Perform cross-validation to find the optimal number of features/groups to keep for each joint component for sO2PLS

Computes the optimal number of features/groups to keep for each joint component for an sO2PLS run. Directly copied from the OmicsPLS::crossval_sparsity() function, but improved the output for plotting purposes.

Usage

so2pls_crossval_sparsity(
  omicspls_input,
  n,
  nx,
  ny,
  nr_folds = 10,
  keepx_seq = NULL,
  keepy_seq = NULL,
  groupx = NULL,
  groupy = NULL,
  tol = 1e-10,
  max_iterations = 100,
  seed = NULL
)

Arguments

omicspls_input: A named list of length 2, produced by get_input_omicspls().
n: Integer, number of joint PLS components. Must be positive.
nx: Integer, number of orthogonal components in X. Negative values are interpreted as 0.
ny: Integer, number of orthogonal components in Y. Negative values are interpreted as 0.
nr_folds: integer, number of folds for the cross-validation.
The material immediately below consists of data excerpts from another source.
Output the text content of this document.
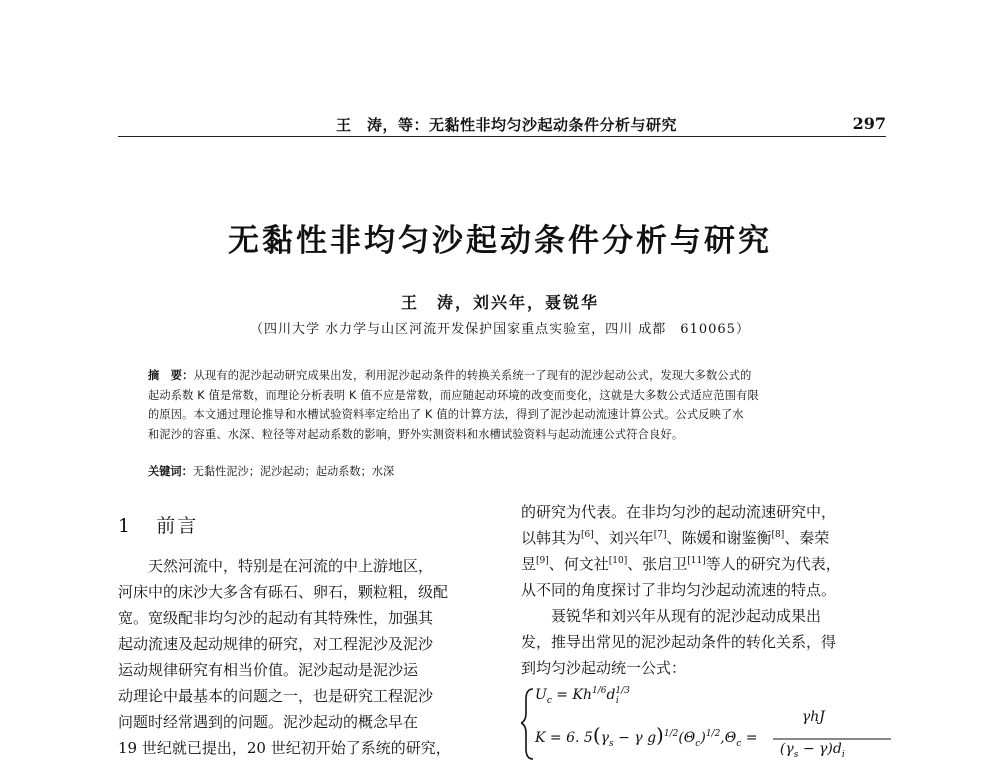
王　涛，等：无黏性非均匀沙起动条件分析与研究	297
无黏性非均匀沙起动条件分析与研究
王　涛，刘兴年，聂锐华
（四川大学 水力学与山区河流开发保护国家重点实验室，四川 成都　610065）
摘　要：从现有的泥沙起动研究成果出发，利用泥沙起动条件的转换关系统一了现有的泥沙起动公式，发现大多数公式的
起动系数 K 值是常数，而理论分析表明 K 值不应是常数，而应随起动环境的改变而变化，这就是大多数公式适应范围有限
的原因。本文通过理论推导和水槽试验资料率定给出了 K 值的计算方法，得到了泥沙起动流速计算公式。公式反映了水
和泥沙的容重、水深、粒径等对起动系数的影响，野外实测资料和水槽试验资料与起动流速公式符合良好。
关键词：无黏性泥沙；泥沙起动；起动系数；水深
1 前言
天然河流中，特别是在河流的中上游地区，
河床中的床沙大多含有砾石、卵石，颗粒粗，级配
宽。宽级配非均匀沙的起动有其特殊性，加强其
起动流速及起动规律的研究，对工程泥沙及泥沙
运动规律研究有相当价值。泥沙起动是泥沙运
动理论中最基本的问题之一，也是研究工程泥沙
问题时经常遇到的问题。泥沙起动的概念早在
19 世纪就已提出，20 世纪初开始了系统的研究，
的研究为代表。在非均匀沙的起动流速研究中，
以韩其为[6]、刘兴年[7]、陈媛和谢鉴衡[8]、秦荣
昱[9]、何文社[10]、张启卫[11]等人的研究为代表，
从不同的角度探讨了非均匀沙起动流速的特点。
聂锐华和刘兴年从现有的泥沙起动成果出
发，推导出常见的泥沙起动条件的转化关系，得
到均匀沙起动统一公式：
$U_c = Kh^{1/6}d^{1/3}_i$
K = 6. $5(\gamma_s - \gamma$ $g)^{1/2}(\Theta_c)^{1/2},\Theta_c$ =
γhJ
$(\gamma_s - \gamma)d_i$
Default value is 10.
keepx_seq: Numeric vector, how many features/groups to keep for cross-validation in each of the joint components of X. Sparsity of each joint component will be selected sequentially.
keepy_seq: Numeric vector, how many features/groups to keep for cross-validation in each of the joint components of Y. Sparsity of each joint component will be selected sequentially.
groupx: Character vector, group name of each X-feature. Its length must be equal to the number of features in X. The order of the group names must corresponds to the order of the features. If NULL, no groups are considered. Default value is NULL.
groupy: Character vector, group name of each Y-feature. Its length must be equal to the number of features in Y. The order of the group names must corresponds to the order of the features. If NULL, no groups are considered. Default value is NULL.
tol: Numeric, threshold for which the NIPALS method is deemed converged. Must be positive. Default value is 1e-10.
max_iterations: Integer, maximum number of iterations for the NIPALS method.
seed: Integer, seed to use. Default is NULL, i.e. no seed is set inside the function.

Value

A list with the following elements:

Best: a vector giving for each join component the number of features to keep from X and Y that yield the highest covariance between the joint components of X and Y (elements x1, y1, x2, y2, etc), and the number of features to keep from X and Y yielding the highest covariance under the 1 standard error rule (elements x_1sd1, y_1sd1, x_1sd2, y_1sd2, etc).
Covs: a list, with as many elements as number of joint components (n). Each element is a matrix giving the average covariance between the joint components of X and Y obtained across the folds, for each tested values of keepx (columns) and of keepy (rows).
SEcov: a list, with as many elements as number of joint components (n). Each element is a matrix giving the standard error of the covariance between the joint components of X and Y obtained across the folds, for each tested values of keepx (columns) and of keepy (rows).